The magnitude, composition, temporal and spatial patterns of mammal road mortality were assessed along some sections of two different road types (I/51 and R1) connecting the towns of Banská Bystrica, Zvolen and Banská Štiavnica (Central Slovakia). Road kills were surveyed using a car, three or four times per week from March 2008 to December 2012. We conducted 440 surveys, traveling a total of 39,700 km, and recorded 5,416 road mortality events (120 kills per km on average). Mammals were represented by 693 individuals (12.8% of the total number of carcasses) identified into 20 species and categories, respectively. The most frequently identified species were fox, hedgehog and domestic cat, a substantial part fell into the category of small mammals, as they could not be mostly identified to a genus.
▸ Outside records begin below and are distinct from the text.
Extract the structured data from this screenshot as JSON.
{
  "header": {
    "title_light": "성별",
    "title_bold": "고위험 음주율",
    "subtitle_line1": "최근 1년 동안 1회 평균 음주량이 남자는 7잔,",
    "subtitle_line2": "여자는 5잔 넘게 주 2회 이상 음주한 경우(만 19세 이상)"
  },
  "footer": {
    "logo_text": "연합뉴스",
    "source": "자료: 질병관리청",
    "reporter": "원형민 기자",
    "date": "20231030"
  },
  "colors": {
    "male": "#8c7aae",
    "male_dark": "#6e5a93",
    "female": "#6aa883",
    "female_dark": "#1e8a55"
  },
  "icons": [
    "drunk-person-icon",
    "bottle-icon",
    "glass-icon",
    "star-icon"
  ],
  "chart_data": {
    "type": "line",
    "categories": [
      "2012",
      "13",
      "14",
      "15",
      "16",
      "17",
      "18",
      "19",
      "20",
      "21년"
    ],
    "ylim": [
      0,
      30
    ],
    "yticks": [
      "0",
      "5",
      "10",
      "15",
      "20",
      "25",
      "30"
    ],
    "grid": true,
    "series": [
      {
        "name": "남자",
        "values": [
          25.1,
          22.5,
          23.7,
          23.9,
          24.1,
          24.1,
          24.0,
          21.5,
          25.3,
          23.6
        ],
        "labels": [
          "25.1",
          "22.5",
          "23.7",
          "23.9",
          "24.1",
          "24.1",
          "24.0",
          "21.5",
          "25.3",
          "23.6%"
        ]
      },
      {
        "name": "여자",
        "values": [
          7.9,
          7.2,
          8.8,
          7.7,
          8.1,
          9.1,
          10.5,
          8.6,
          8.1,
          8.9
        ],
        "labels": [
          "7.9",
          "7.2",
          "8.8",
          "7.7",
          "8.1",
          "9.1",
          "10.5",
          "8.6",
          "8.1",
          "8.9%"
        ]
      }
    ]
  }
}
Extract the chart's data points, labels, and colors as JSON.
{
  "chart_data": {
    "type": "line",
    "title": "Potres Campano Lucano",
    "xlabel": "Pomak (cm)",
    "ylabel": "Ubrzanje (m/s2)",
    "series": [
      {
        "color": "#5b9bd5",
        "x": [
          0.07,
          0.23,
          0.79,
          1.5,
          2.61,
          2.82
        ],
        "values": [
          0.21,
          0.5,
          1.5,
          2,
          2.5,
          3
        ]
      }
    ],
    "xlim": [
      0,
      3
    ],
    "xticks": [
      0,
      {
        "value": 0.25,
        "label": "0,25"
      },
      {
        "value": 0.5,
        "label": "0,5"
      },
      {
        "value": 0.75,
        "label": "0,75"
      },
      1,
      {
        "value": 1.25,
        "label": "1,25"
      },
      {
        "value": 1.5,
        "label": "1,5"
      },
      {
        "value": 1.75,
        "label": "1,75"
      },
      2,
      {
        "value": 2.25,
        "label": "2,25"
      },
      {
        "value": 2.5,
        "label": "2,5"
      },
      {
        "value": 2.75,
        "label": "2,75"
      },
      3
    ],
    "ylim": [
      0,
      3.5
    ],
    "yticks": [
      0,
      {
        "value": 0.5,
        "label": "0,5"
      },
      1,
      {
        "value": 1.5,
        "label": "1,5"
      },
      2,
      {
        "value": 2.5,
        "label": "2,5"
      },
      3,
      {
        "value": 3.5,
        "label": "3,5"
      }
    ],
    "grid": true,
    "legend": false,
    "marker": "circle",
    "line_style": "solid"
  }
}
We found significant temporal and spatial differences in the magnitude of road-kills and identified several road segments as mortality hotspots both for all observations and for each season. Using logistic models we found significant relationships between the number and composition of the mammal casualties and higher proportion of arable land, built-up areas and roads in the landscape bordering the roads. Road topography was found to be among the important variables in explaining road-kills as carnivores were most susceptible to be killed on the raised segments and insectivores and herbivore mammals on the raised or buried segments of the roads. Construction of the fence along the R1 expressway in 2010 was related to significant decrease in road-kills, however, significantly higher mortality level was recorded at the segments with the underpass where streams with line riparian vegetation are crossed by the road. This effect was not identified at segments with expressway feeders. This finding suggests that the line vegetation continues to serve as migration corridor and leads animals to the R1 road where they find defects in fencing and try to cross through them and enter the road.